In the first round of the NBA playoffs, the Milwaukee Bucks were up against the Miami Heat. The game was teetering on the edge of garbage time. Heat’s substitute player Victor Oladipo, standing at the top of the key with the ball, easily drove to the right and was about to score his tenth point of the game—having made four out of six shots, a 67% shooting rate, a more stable performance than the previous game. This offensive play didn’t manage to prettify the stats any further. In the open paint area, Oladipo made a motion similar to stepping on air and slipping, then fell out of bounds. This was destined to be an unusual injury. As Oladipo clutched his left knee on the sidelines, some Chinese fans shifted their gaze to his feet. He was wearing a rather unusual pair of shoes, without a prominent logo, resembling the “Kobe 8” that Nike released in its early years. These shoes were the SPO Player1 model launched by the domestic TikTok (Douyin) blogger, Ye Zi (Coconut).

This was a microcosm of “independent shoemaking” at the time. In the basketball shoe industry, which is full of technological barriers, everyone believed that only strong brands and ample capital could produce qualified basketball shoes.
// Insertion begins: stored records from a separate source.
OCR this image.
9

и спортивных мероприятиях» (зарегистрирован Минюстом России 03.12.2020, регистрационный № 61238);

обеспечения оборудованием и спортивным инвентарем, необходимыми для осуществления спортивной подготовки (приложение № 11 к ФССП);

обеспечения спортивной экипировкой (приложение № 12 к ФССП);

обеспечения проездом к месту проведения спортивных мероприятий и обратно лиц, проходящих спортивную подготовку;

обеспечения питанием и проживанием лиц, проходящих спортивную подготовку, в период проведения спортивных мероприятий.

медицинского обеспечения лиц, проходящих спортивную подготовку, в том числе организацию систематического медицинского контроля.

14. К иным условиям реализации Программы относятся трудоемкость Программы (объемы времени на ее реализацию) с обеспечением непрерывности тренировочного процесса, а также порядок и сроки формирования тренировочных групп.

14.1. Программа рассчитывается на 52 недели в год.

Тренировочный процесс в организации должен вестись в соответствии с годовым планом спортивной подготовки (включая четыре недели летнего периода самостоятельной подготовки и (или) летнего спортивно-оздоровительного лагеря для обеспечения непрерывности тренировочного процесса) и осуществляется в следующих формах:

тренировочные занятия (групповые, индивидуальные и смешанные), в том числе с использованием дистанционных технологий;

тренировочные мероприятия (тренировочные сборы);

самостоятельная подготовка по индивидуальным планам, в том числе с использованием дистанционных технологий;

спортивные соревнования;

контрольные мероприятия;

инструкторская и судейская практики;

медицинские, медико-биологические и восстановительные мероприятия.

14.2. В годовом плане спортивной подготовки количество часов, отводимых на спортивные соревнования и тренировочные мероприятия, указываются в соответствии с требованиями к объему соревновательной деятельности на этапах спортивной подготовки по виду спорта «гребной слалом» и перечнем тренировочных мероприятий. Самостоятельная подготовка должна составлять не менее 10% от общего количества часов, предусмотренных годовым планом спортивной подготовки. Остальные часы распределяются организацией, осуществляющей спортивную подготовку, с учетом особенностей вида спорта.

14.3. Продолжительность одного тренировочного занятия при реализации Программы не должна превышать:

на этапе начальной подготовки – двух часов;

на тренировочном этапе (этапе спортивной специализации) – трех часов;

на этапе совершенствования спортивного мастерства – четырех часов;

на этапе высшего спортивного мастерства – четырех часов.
In China, a few individuals began to attempt to make basketball shoes according to their own ideas, mostly sneaker bloggers who were automatically categorized in the field of “blogger independent shoemaking.” “Independent shoemaking” is a rare attempt worldwide. Consumers find it hard to accept a shoemaking model that seems more like a “small workshop.” In the first year of independent shoemaking, skepticism and criticism became the issues these bloggers had to face.

 In the second half of 2023, the field of “independent shoemaking” sold over 50,000 pairs of basketball shoes, even though there were probably only three or four bloggers in this race. Bloggers, feeling the favorable wind, began to more optimistically and boldly advance their shoemaking endeavors.

 Making sneakers expensive is not a difficult choice for Ye Zi. “I can’t make ‘cheap’ sneakers. I can’t make a pair of shoes that emphasizes cost-effectiveness with low-cost materials. This itself will not bring me passion, nor will I delve into it.”

 The logic behind SPO’s shoemaking is: what are the new materials and processes available now? Can they be applied to shoes? This is the source of Ye Zi’s passion and also leads to increased costs.

 Just as Ye Zi said, “You never know when you might suddenly sell poorly, nothing is certain.”

There have been some twists and turns, but it’s been relatively smooth sailing so far. Here, the bloggers are just halfway through this race. Known and unknown problems continue to surround them. As the clock of independent shoemaking ticks towards 2024, there is still the opportunity to overtake on the bends, and there are still hidden dangers of going off the track.